See more of the story

There's enough great stuff in the first act of Cirque du Soleil's "Corteo" to make up for the lack of it in the second.

More than four dozen performers with cut-glass abdomens and no fear fill the stage with grace, strength and beauty. My favorite was an act in which several men became life-size versions of da Vinci's Vitruvian Man, but with pants. The shirtless men fit themselves into man-sized gold rings and then twirl around the stage in them, doing tricks and sometimes propelling half of their bodies outside their rings in an impressive display of centrifugal force.

Other highlights include: female aerialists who pirouette on ribbons, suspended high above the stage. A teeter-totter trampoline, in which four guys rocket into the air to do the sort of twisty flips that win Olympic diving medals — except they don't have the benefit of water beneath them (it all looks extremely hazardous and I'm guessing it is, since it's the only act in which spotters are visible). And a take on the sports arena audience-participation game where fans try to keep an enormous beach ball floating around the venue as long as possible. In "Corteo," however, there's a person attached to the ball, and the audience is asked to push her away from or toward the stage, which is on the floor of the Target Center, with the audience on two sides of it.

Coming toward the end of the first act, the beach ball thing is fun but, as is usually the case at sporting events, too, it extends past its sell-by date.
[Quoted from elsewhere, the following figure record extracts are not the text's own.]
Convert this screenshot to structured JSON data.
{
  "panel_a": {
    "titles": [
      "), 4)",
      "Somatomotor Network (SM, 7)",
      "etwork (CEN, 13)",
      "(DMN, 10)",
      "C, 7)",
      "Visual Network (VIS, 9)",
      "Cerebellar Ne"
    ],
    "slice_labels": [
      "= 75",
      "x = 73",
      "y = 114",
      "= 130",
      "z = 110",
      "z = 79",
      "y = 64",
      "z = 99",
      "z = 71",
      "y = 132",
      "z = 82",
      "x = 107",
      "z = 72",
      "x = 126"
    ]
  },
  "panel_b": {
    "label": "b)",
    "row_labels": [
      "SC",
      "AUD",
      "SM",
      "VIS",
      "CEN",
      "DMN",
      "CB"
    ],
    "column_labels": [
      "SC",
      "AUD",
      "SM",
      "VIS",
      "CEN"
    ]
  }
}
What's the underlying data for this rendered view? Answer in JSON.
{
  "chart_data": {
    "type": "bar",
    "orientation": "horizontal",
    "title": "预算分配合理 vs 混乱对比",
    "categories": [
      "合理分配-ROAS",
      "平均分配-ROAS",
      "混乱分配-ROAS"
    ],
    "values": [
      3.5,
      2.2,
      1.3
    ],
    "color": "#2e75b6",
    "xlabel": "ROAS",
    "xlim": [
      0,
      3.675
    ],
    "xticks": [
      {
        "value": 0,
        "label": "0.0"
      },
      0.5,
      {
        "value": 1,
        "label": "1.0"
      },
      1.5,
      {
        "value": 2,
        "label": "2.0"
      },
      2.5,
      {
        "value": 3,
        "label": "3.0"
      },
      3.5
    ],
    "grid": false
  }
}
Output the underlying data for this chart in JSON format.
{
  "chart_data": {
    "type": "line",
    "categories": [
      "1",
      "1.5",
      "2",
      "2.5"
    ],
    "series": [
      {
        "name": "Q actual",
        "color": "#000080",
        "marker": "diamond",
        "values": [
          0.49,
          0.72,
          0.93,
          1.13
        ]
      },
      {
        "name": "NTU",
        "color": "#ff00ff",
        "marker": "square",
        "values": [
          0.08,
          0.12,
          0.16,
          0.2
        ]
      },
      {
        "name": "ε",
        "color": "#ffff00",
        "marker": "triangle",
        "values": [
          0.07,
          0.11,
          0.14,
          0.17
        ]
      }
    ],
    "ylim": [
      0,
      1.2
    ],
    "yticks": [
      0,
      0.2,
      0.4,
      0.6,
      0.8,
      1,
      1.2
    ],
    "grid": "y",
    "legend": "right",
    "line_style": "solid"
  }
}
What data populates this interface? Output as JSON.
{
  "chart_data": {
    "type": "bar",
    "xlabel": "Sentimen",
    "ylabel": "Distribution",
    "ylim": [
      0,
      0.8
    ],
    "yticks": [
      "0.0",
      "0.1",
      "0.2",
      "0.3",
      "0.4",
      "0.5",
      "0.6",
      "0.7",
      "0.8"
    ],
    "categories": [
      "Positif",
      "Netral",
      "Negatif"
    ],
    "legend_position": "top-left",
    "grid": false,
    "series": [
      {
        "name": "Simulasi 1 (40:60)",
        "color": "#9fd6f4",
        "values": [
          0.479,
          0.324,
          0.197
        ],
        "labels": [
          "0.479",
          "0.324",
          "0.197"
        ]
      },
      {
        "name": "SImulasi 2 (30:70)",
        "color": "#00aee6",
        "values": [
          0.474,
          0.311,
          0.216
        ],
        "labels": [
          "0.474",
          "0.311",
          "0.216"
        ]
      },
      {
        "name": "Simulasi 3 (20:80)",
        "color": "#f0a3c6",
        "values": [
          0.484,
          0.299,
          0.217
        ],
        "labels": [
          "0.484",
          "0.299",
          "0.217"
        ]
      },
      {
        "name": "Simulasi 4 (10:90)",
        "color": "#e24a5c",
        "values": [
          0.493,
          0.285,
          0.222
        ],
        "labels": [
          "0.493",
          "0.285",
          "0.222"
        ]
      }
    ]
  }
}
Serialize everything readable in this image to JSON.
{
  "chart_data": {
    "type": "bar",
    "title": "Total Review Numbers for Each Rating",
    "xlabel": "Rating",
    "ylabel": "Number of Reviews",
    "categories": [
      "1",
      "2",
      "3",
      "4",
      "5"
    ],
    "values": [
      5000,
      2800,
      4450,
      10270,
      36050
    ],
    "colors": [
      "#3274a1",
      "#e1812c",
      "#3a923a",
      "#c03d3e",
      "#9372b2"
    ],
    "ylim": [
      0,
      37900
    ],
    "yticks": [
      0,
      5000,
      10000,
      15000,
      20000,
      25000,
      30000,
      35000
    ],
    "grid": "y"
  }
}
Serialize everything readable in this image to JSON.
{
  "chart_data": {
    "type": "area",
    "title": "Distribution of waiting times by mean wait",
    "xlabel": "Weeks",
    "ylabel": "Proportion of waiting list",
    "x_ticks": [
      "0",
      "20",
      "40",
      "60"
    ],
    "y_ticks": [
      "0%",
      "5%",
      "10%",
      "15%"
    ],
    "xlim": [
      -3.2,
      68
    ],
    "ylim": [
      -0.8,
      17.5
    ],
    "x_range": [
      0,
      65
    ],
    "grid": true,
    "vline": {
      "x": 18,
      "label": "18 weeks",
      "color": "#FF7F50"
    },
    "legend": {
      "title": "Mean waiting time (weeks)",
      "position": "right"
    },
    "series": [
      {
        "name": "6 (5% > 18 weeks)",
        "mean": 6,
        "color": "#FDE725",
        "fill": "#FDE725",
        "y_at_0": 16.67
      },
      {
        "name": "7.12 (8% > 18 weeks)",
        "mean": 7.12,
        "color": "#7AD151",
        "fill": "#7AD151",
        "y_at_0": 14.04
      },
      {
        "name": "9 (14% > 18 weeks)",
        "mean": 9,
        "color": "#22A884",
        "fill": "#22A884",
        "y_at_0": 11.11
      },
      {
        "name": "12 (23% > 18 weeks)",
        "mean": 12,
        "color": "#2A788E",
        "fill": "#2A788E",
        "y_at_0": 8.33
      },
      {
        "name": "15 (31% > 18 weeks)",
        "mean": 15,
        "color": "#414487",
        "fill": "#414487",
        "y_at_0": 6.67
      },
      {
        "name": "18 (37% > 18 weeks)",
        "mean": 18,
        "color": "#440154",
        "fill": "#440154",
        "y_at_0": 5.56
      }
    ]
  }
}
That presages a problem in the second act, which is that the pace feels off after an unnecessary intermission that's more like an inter-merch-ion, nothing but an excuse to sell badges, posters, stickers and T-shirts.

A gymnast who balances atop a 15-foot ladder and, à la Jackie Chan, turns it into his own personal jungle gym, does come after the intermission, and he is one of the best of the evening's acts, but a loud parody of "Romeo and Juliet" is that deadly combo of too long and not one bit funny. A battle between a violinist and an impressive whistler also drags, although it underscores a strength of "Corteo," which is Jean-Francois Cote's lively — and live — music, a combo thrillingly demonstrated by an aerialist who sings a number while also defying death, hanging above the stage by her toes as if it's no big deal.

I haven't mentioned the story of "Corteo," because it's hardly worth mentioning. Supposedly, creator Daniele Finzi Pasca envisioned the evening as a clown dreaming of his own elaborate funeral, but he's the least interesting thing in the show, which is best understood as a vaudeville-like collection of acts. The less you try to assemble the dialogue and sung-in-Italian tunes into a narrative, the better.